Article: Melville, KM; Kelly, NH; Surita, G; Buchalter, DB; Schimenti, JC; Main, RP; Ross, FP; van der Meulen, MCH; (2015) “Effects of Deletion of ER in Osteoblast-Lineage Cells on Bone Mass and Adaptation to Mechanical Loading Differ in Female and Male Mice”, Journal of Bone and Mineral Research, 30 (8):1468-1480
Abstract: Estrogen receptor alpha (ER) has been implicated in bone’s response to mechanical loading in both males and females. ER in osteoblast lineage cells is important for determining bone mass, but results depend on animal sex and the cellular stage at which ER is deleted. We demonstrated previously that when ER is deleted from mature osteoblasts and osteocytes in mixed-background female mice, bone mass and strength are decreased. However, few studies exist examining the skeletal response to loading in bone cell-specific ERKO mice. Therefore, we crossed ER floxed (ERfl/fl) and osteocalcin-Cre (OC-Cre) mice to generate animals lacking ER in mature osteoblasts and osteocytes (pOC-ERKO) and littermate controls (LC). At 10 weeks of age, the left tibia was loaded in vivo for 2 weeks. We analyzed bone mass through micro-CT, bone formation rate by dynamic histomorphometry, bone strength from mechanical testing, and osteoblast and osteoclast activity by serum chemistry and immunohistochemistry. ER in mature osteoblasts differentially regulated bone mass in males and females. Compared with LC, female pOC-ERKO mice had decreased cortical and cancellous bone mass, whereas male pOC-ERKO mice had equal or greater bone mass than LC.

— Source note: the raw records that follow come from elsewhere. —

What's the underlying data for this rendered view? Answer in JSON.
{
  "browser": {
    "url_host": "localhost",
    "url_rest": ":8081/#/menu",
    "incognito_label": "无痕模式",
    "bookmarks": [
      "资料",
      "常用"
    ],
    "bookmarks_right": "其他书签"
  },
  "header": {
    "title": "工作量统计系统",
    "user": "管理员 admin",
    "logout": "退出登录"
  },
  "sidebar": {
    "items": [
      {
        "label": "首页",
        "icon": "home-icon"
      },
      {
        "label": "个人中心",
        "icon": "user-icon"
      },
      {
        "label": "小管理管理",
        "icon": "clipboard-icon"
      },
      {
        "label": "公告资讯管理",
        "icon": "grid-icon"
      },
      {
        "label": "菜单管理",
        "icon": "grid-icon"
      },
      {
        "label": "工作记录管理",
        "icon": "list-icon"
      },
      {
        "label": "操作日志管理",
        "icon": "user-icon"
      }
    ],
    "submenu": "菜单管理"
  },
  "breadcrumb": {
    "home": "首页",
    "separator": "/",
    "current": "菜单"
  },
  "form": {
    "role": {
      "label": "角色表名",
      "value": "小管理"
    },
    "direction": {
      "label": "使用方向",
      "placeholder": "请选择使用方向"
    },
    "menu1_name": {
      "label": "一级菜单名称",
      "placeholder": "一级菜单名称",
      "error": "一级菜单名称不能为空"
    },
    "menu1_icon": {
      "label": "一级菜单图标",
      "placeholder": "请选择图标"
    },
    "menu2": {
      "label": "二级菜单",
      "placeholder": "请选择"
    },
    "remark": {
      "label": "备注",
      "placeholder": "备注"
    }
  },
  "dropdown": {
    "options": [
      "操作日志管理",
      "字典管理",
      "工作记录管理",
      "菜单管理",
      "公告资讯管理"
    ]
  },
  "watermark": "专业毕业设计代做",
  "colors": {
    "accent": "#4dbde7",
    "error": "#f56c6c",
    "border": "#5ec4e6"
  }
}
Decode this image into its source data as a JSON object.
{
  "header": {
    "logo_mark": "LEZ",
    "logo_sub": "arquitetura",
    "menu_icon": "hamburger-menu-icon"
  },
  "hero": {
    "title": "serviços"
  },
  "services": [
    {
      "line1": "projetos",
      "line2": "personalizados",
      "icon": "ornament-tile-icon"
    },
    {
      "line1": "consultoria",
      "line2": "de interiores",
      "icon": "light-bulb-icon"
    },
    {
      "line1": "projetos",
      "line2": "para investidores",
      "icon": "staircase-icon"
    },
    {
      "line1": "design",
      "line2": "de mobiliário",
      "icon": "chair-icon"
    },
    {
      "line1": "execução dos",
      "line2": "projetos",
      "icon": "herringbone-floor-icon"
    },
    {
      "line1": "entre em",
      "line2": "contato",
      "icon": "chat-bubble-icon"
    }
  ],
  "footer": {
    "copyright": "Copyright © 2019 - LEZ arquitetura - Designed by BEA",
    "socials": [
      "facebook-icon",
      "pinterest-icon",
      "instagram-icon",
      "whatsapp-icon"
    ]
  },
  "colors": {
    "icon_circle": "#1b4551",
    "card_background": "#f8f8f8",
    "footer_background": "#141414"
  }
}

Bone mass results correlated with decreased compressive strength in pOC-ERKO female L-5 vertebrae and with increased maximum moment in pOC-ERKO male femora. Female pOC-ERKO mice responded more to mechanical loading, whereas the response of pOC-ERKO male animals was similar to their littermate controls. (c) 2015 American Society for Bone and Mineral Research. (c) 2015 American Society for Bone and Mineral Research.
Funding Acknowledgement: National Institutes of Health [R01-AG028664, P30-AR046121]; NSF GRFP; [F32-AR054676]
Funding Text: Financial support was provided by National Institutes of Health grants R01-AG028664 and P30-AR046121 (MCHM), NSF GRFP (KMM and NHK), and F32-AR054676 (RPM).